For the Top Chef fans out there, there was nothing quite like Season 1. While seven lucky chefs may have been crowned Top Chef over the past four years, there is really only one in my books. And when Harold Dieterle decided to open his first restaurant right around the corner from my first apartment in New York City, I definitely took that personally. Now that he has opened his second restaurant just a few blocks from my most current dwelling, I am convinced it is no coincidence - after all, I did just learn we both were married on the very same weekend this past year. Kindred food spirits, perhaps? It has definitely been a busy and exciting year for Harold as he opened a second venture where he has truly been able to display his culinary innovation and expertise that we all became so fond of through the television.
Kin Shop is named for the Thai word kin (to eat) as well as its relation and close proximity to Dieterle's original restaurant Perilla. It's name certainly does Thai food justice - especially on New York territory. I find it rare to come across an upscale Thai restaurant that still manages to embrace the true flavors of the region - even if this one does so with a sense of adventure. I only even label it upscale because the setting is actually appealing and quite cozy, all the while, still not too much of a scene. At most Asian restaurants in New York, I often find the atmosphere to lie at one end of the spectrum or the other. At Kin Shop, there is just the right balance of comfort and charm. Not to mention the right balance of both contemporary and classic Thai ingredients. While the menu offers dishes using very traditional Thai flavors, there are many elaborate combinations that demonstrate creativity from the other side of the world.
All of the dishes are meant to be shared - and no matter the size of them, they are perfect for it.
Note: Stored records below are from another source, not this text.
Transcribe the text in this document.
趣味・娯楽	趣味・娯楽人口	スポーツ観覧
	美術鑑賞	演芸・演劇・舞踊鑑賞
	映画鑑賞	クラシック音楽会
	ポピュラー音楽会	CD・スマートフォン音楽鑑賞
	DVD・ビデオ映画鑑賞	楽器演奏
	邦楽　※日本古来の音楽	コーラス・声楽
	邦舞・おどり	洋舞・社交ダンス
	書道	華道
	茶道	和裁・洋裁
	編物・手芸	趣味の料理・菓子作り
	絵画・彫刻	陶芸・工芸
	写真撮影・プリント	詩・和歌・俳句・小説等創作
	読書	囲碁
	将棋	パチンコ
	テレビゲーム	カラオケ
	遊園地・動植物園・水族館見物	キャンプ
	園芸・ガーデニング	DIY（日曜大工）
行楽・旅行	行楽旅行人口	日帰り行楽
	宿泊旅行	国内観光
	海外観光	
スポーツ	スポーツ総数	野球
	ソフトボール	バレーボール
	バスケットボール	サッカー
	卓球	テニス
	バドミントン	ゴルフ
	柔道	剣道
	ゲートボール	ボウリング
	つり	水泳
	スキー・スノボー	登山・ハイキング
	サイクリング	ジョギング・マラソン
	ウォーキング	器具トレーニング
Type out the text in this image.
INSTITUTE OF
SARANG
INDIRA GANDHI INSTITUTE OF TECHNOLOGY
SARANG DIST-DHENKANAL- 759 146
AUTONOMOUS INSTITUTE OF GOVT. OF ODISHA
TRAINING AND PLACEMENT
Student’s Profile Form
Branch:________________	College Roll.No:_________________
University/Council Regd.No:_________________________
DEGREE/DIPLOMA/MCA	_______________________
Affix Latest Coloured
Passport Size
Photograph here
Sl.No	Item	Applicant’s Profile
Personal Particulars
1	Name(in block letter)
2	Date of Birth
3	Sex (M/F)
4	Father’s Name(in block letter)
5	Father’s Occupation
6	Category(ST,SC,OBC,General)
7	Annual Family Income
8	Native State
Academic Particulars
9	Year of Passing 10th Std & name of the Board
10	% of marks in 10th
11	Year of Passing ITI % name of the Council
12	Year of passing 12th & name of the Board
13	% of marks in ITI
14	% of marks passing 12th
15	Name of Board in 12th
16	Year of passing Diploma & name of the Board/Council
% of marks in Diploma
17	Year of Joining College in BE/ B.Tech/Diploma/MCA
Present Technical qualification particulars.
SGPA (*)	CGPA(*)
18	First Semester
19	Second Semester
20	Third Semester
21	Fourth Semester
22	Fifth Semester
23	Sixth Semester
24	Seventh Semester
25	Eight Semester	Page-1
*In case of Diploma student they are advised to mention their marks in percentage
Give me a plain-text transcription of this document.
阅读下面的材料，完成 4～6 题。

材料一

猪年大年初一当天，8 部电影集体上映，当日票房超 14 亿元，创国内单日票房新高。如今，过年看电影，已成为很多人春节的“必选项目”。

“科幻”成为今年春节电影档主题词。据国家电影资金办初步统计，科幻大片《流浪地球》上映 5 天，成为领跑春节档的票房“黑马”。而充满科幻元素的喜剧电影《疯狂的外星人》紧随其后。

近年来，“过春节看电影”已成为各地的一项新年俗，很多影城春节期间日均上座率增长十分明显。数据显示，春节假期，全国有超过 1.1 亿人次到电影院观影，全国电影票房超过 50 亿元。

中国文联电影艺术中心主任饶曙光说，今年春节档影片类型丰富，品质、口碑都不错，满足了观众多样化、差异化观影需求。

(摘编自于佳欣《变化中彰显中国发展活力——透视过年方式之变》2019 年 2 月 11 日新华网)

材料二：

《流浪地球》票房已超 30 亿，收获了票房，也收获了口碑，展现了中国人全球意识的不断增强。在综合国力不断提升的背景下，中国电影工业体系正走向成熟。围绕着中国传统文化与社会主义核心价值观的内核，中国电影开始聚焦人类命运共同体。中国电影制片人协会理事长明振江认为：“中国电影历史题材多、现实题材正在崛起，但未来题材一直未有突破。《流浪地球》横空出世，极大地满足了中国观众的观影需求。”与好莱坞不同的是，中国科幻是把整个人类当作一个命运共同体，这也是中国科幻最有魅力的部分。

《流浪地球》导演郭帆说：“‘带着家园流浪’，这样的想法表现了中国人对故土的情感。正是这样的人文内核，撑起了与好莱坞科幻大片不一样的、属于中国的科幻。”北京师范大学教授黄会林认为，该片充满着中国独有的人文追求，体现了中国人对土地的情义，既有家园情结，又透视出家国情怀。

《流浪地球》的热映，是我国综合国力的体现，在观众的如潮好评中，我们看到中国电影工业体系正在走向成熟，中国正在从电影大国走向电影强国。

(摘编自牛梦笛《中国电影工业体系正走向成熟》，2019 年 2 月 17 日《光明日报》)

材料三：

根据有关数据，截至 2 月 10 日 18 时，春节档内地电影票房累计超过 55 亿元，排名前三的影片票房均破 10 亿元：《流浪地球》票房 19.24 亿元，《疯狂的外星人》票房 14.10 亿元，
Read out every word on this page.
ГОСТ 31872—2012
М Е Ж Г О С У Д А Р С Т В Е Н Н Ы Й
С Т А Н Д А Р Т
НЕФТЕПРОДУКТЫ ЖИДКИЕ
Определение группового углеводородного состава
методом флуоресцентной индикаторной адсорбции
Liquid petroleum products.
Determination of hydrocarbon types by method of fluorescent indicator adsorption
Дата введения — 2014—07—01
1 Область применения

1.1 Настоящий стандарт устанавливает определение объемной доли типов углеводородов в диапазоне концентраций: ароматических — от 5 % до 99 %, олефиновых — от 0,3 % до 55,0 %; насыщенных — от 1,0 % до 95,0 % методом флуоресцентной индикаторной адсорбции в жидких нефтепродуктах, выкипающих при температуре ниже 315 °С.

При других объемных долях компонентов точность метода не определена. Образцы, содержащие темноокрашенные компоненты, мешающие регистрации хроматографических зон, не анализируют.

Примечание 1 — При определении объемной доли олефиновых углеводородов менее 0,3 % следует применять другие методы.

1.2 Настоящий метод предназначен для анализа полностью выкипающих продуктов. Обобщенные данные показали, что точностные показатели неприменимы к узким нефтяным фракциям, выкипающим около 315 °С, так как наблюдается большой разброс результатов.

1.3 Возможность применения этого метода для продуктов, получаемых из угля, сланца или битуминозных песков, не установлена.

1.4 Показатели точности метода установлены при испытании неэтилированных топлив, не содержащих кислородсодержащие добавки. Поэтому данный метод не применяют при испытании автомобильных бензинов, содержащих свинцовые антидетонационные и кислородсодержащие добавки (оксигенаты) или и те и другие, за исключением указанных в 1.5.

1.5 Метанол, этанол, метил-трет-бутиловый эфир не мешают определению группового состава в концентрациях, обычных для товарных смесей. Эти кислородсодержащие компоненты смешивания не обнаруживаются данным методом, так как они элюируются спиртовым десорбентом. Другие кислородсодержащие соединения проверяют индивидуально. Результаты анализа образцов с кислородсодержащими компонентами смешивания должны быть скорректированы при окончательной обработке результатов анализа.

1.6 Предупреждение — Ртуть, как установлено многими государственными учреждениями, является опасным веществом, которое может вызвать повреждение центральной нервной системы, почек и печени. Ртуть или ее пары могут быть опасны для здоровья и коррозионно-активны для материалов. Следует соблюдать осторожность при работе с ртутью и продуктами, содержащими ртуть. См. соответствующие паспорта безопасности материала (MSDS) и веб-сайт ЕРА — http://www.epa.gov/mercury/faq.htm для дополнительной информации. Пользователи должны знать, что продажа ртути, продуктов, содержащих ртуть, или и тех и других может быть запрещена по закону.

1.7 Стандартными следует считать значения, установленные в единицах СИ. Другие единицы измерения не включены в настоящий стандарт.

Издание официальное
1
We ordered several from each section and cleared the plates of each and every one. I highly recommend the warm sliced snap peas with diver seas scallops served with crispy shallots, pea greens, and toasted coconut. I also highly recommend the fried pork and crispy oyster salad topped with celery, peanuts, mint and a chili-lime vinaigrette. While the seafood adds a Western note to the dish, the Thai garnishes carry it right away from any form of familiarity. One of my favorite small plate options was the side selection of perfectly prepared, grilled eggplant served with rice pearls, fish sauce and mint. For any of the dishes, there is always the option of adding more heat or even a touch of sour as pots of Thai chiles and white vinegar arrive on each table as soon as the first dish arrives. Take care when adding the chiles as there is no turning back once these hit your system. Although, just to be safe, it's best to order the delicious side dishes of jasmine rice and crispy roti as they may be the perfect solution to bring back feeling to any numbed lips.
But, it was the larger plates that we were all most excited about. I can't decide which noodle dish I liked more as we all headed back for seconds on both. The pan fried crab vermicelli noodles are tossed with yellow chives, roasted chili, and tatsoi (a mustard green) and the stir fried wide wonton noodles are served with chicken sausage, thai broccoli rabe and oyster sauce. Best to satisfy both the seafood and meat cravings in ordering both. I also highly recommend the rabbit leg which has been steamed on the bone in a wet banana leaf leaving the meat tender and moist. This sour yellow curry was an extremely unusual and flavorful dish presented with multi-grain rice, eggplant chutney and thai basil. And finally, for one more spicy dish, go for the duck. The heat of the red curried roasted duck breast is offset with crispy roti, green mango, fresh herbs, and tamarind water that should all be wrapped in crisp green lettuce leaves. This is an excellent dish to give the chopsticks a rest and get your hands in on the action.
And while Asian restaurants are never high on my dessert curiosity list, we couldn't pass up the steamed passion fruit pudding as this seemed to be the most classically Thai dish on the menu. However, leave it to Harold to mix it up and serve it with buttermilk sherbet. Ingredients don't get more Western than buttermilk! And I have certainly used my fair share when making cornbread, fried chicken and pancakes. If only I had known how well it could be paired with passion fruit sauce and steamed pudding. Perhaps I could I have been more than just a Top Chef fan!